Modal cuts inference cold start times by 40x, pushing serverless GPU limits
GPU cloud platform Modal has published a detailed technical breakdown of how it reduced AI inference cold start times by 40x — from minutes or even hours down to tens of seconds.
Inference workloads are more variable and less predictable than training, making them a natural fit for serverless computing. But serverless only works when new replicas can spin up as fast as demand changes. Naively launching an SGLang instance serving a billion-parameter LLM on a B200 GPU could take tens of minutes, or stall for hours on GPU availability.
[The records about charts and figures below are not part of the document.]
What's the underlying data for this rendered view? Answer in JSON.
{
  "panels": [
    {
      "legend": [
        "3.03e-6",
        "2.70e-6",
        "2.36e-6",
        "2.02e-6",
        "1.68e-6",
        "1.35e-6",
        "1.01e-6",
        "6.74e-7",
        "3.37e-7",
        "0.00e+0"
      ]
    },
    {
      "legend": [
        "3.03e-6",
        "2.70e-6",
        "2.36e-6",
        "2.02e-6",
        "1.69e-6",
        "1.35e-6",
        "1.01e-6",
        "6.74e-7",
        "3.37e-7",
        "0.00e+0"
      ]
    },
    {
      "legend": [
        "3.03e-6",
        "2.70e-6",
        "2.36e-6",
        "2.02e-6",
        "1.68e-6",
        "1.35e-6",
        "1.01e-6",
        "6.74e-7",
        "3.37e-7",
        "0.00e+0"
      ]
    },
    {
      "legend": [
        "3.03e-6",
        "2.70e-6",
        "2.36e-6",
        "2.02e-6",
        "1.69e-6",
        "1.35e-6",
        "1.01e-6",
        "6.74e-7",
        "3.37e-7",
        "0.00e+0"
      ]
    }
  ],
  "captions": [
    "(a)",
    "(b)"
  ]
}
Modal’s solution combines four components:
- Cloud buffers: maintain a small pool of healthy idle GPUs ready to take on new load
- Custom filesystem: lazily serve container images from a content-addressed, multi-tier cloud-native cache
- Process checkpoint/restore: skip CPU-side initialization by directly restoring process state into memory
- CUDA checkpoint/restore: skip GPU-side initialization by directly restoring CUDA contexts into GPU memory
Together, these techniques shrink inference replica scaling from kiloseconds to tens of seconds, making on-demand GPU compute feel genuinely instant.
For the agent economy, this matters a lot. Agent workloads — from code generation to real-time analysis — frequently require cold-start inference. When startup costs drop to seconds, developers can scale aggressively and slash idle costs. It’s a meaningful step toward making AI infrastructure universally accessible rather than reserved for deep-pocketed players.